Григорий нарочито пафосно продекламировал свой стишок, по его юношескому мнению, убедительно намекающий на нечто глубоко интимное. Говорил громко, как клоун репризу на арене цирка. При этом гордо бросал взгляды на Марианну, как ей этот «сокровенный» смысл? Он и не понял, что взгляды эти гордые фатально глупы. Откуда только выскочила такая подростковая придурь? Ни капли здоровой самоиронии!
Марианна мгновенно взвилась. Что он понимает? Болтать о главном наболевшем женском, как о лошади на водопое! Тот ли это трогательно-чистый юноша, которого они позвали, чтоб присмотреться поближе? Да ещё эти торжествующие взгляды! Идиотский намёк на нечто глубоко личное между ними? Глупая двусмысленность? Так или иначе, лёгкие облачка, начавшие было веселиться на её светлом лице, мгновенно сгустились в чёрные тучи. Девушка не на шутку рассвирепела:
– Пошло и бездарно. Как будто на помойке подобрал две строки. Нашёл чем гордиться. Стихоложество сильно озабоченных прыщеватых юнцов!
Григорий затрясся внутри мелкой дрожью. Глаза его потускнели. Откуда было ему знать, вообразить себе не мог, что его стишок покажется глумливой клоунадой. Что его невинные представления о женском чувстве могут так задеть. Но понял мгновенно, что свершил что-то крайне недопустимое. Что-то ведь задел? Что же делать?
Лицо девушки тем временем стало серо-гранитной отвесной скалой.
Хлыстов забормотал, заикаясь:
– П-п-простите. Г-г-глупо. Я в-в-вовсе не п-п-поэт. Недоста-та-та-чно умён.
Но оправдания не возымели успеха. Григорий даже отшатнулся от Марианны. Уж очень жёстко налились знакомой яростью, белея, её шафраново-жёлтые рысьи глаза, сузились до предела чёрные колодцы зрачков.
– Недостаточно умён? Да глуп, попросту говоря. Чего ты, юноша, грязными копытами лезешь в чужую постель. Да ещё со своим измерительным прибором. Он, видите ли, оценил своим барометром, как уж «она его ждала»!
– Потише, потише, дочка.

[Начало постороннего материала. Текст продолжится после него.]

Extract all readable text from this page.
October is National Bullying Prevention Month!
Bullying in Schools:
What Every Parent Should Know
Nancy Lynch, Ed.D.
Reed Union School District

Не смущай парня. Что-то ты последнее время на всех набрасываешься. Опять за старое? Ещё не рассосалось? – Степан Борисович внимательно, с тревогой во взгляде поглядел на дочь.
Григорий подсознательно отметил: «И он туда же, что и мать. С чего бы это? О чём беспокоятся?»

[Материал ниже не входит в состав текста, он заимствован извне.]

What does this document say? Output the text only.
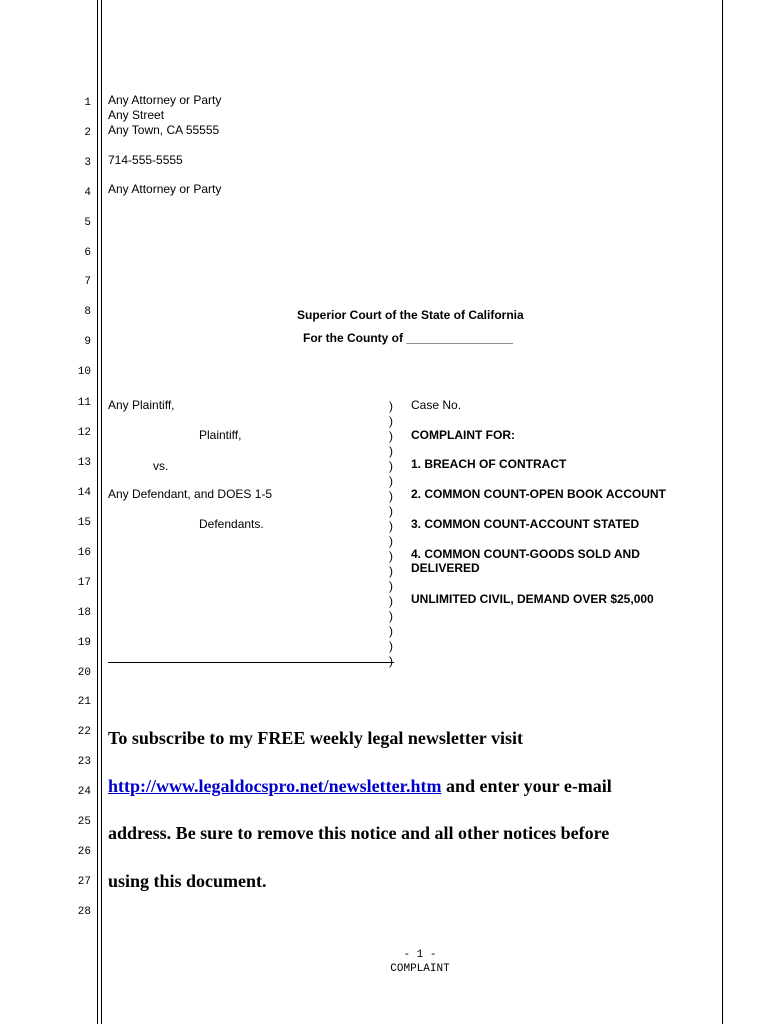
1
2
3
4
5
6
7
8
9
10
11
12
13
14
15
16
17
18
19
20
21
22
23
24
25
26
27
28
Any Attorney or Party
Any Street
Any Town, CA 55555
714-555-5555
Any Attorney or Party
Superior Court of the State of California
For the County of ________________
Any Plaintiff,
Plaintiff,
vs.
Any Defendant, and DOES 1-5
Defendants.
)
)
)
)
)
)
)
)
)
)
)
)
)
)
)
)
)
)
Case No.
COMPLAINT FOR:
1. BREACH OF CONTRACT
2. COMMON COUNT-OPEN BOOK ACCOUNT
3. COMMON COUNT-ACCOUNT STATED
4. COMMON COUNT-GOODS SOLD AND
DELIVERED
UNLIMITED CIVIL, DEMAND OVER $25,000
To subscribe to my FREE weekly legal newsletter visit
http://www.legaldocspro.net/newsletter.htm and enter your e-mail
address. Be sure to remove this notice and all other notices before
using this document.
- 1 -
COMPLAINT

Эти слова отца, сказанные с непонятным Хлыстову подтекстом, сильно напрягли Марианну. Лицо её, особенно губы, стиснулось, напоминая ужатую до предела пружину.
А Степан Борисович тем временем, расплывшись в улыбке, переключил своё внимание на Григория. Он неожиданно обратился к Григорию по-отечески ласково-целительным тоном:
– Ладно. Не паникуй, юноша. Просто из тебя проглядывает типичный русский человек. Всё ему надо с размахом одним ахом. Две строки, и вот тебе весь главный человеческий смысл. Но думаю, что не типичный, а настоящий русский человек должен быть совсем другим. Быть русским – значит полюбить так, как никто на свете: и сердцем, и душой, и телом. Чтобы и мощно, и нежно. Тоньше надо быть в стихах. Мягше. Чутше.

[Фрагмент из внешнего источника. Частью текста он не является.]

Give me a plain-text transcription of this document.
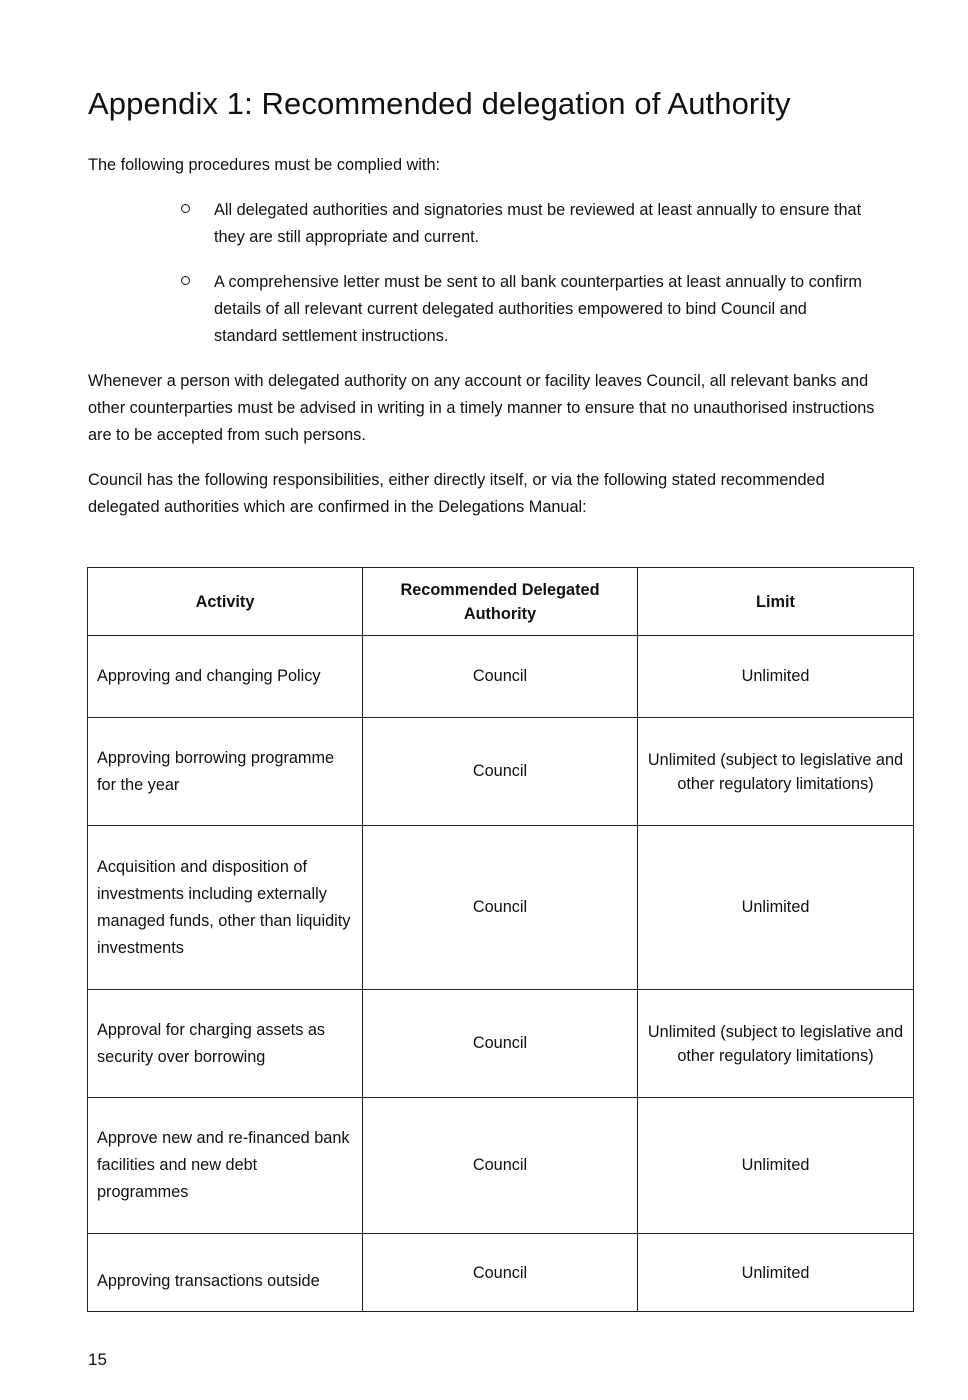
Appendix 1: Recommended delegation of Authority

The following procedures must be complied with:

All delegated authorities and signatories must be reviewed at least annually to ensure that they are still appropriate and current.

A comprehensive letter must be sent to all bank counterparties at least annually to confirm details of all relevant current delegated authorities empowered to bind Council and standard settlement instructions.

Whenever a person with delegated authority on any account or facility leaves Council, all relevant banks and other counterparties must be advised in writing in a timely manner to ensure that no unauthorised instructions are to be accepted from such persons.

Council has the following responsibilities, either directly itself, or via the following stated recommended delegated authorities which are confirmed in the Delegations Manual:

Activity	Recommended Delegated Authority	Limit
Approving and changing Policy	Council	Unlimited
Approving borrowing programme for the year	Council	Unlimited (subject to legislative and other regulatory limitations)
Acquisition and disposition of investments including externally managed funds, other than liquidity investments	Council	Unlimited
Approval for charging assets as security over borrowing	Council	Unlimited (subject to legislative and other regulatory limitations)
Approve new and re-financed bank facilities and new debt programmes	Council	Unlimited
Approving transactions outside	Council	Unlimited

15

– Мягче, чутче, папа! Стыдно! Что за слово такое «чутше»? – набросилась Марианна с раздражением уже и на отца. Но отец в ответ лишь бросил взгляд добродушный, но с какой-то едва заметной трещинкой глубоко потаённой боли. И сказал смущённо:
– Прости, дочка. Я не литератор, я – художник. Для меня «чутше» звучит как-то душевнее. «Чутче» влетает в сердце, как пуля, – будь чутче! Какое-то казённое, лицемерно-декларативное звучание. «Будьте чутче друг к другу, товарищи!» А «чутше», как кисть колонковая, мазнёт нежно, душевно. Глядишь, силы неведомые раскроются цветами, заиграют красками где-то глубоко в тайных схронах.
– Да вы, Степан Борисович, поэт! – удивился Григорий.
– А что касается ума, – продолжил хозяин, не реагируя на бесхитростный комплимент, – то ум-разум не обязан страдать безошибочным анализом, не счётная машина. Он вообще может состоять из одних ошибок. И заниматься тем, чтобы их осмыслить. Ладно, Григорий, извинился, и хорошо. Простим ему ошибку, доча?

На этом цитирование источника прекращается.